Selection and characterization of Affibody ligands binding to Alzheimer amyloid beta peptides

摘要

Affibody (Affibody) ligands specific for human amyloid beta (Abeta) peptides (40 or 42 amino acid residues in size), involved in the progress of Alzheimer's disease, were selected by phage display technology from a combinatorial protein library based on the 58-amino acid residue staphylococcal protein A-derived Z domain. Post-selection screening of 384 randomly picked clones, out of which 192 clones were subjected to DNA sequencing and clustering, resulted in the identification of 16 Affibody variants that were produced and affinity purified for ranking of their binding properties. The two most promising Affibody variants were shown to selectively and efficiently bind to Abeta peptides, but not to the control proteins.

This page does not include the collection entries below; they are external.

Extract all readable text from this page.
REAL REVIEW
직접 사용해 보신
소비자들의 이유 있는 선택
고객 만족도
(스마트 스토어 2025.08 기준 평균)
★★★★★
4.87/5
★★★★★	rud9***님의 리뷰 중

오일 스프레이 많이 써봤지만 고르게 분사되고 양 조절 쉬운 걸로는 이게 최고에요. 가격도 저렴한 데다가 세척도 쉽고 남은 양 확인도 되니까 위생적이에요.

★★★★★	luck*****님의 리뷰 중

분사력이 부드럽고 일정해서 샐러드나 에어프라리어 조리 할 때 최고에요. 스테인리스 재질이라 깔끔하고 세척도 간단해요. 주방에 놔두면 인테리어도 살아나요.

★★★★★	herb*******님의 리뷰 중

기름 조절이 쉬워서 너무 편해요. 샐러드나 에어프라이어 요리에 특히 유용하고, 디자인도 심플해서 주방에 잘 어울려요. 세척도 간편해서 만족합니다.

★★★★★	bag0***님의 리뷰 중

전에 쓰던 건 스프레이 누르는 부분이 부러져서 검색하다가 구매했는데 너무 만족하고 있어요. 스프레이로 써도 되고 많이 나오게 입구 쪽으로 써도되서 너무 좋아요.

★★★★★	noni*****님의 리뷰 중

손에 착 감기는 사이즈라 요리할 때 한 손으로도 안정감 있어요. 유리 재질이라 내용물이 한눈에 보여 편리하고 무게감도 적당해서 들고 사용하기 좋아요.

These two Affibody ligands were in dimeric form (to gain avidity effects) coupled to affinity resins for evaluation as affinity devices for capture of Abeta peptides from human plasma and serum. It was found that both ligands could efficiently capture Abeta that were spiked (100 microgml(-1)) to plasma and serum samples. A ligand multimerization problem that would yield suboptimal affinity resins, caused by a cysteine residue present at the binding surface of the Affibody ligands, could be circumvented by the generation of second-generation Affibody ligands (having cysteine to serine substitutions). In an epitope mapping effort, the preferred binding site of selected Affibody ligands was mapped to amino acids 30-36 of Abeta, which fortunately would indicate that the Affibody molecules should not bind the amyloid precursor protein (APP). In addition, a significant effort was made to analyze which form of Abeta (monomer, dimer or higher aggregates) that was most efficiently captured by the selected Affibody ligand. By using Western blotting and a dot blot assay in combination with size exclusion chromatography, it could be concluded that selected Affibody ligands predominantly bound a non-aggregated form of analyzed Abeta peptide, which we speculate to be dimeric Abeta. In conclusion, we have successfully selected Affibody ligands that efficiently capture Abeta peptides from human plasma and serum. The potential therapeutic use of these optimized ligands for extracorporeal capture of Abeta peptides in order to slow down or reduce amyloid plaque formation, is discussed.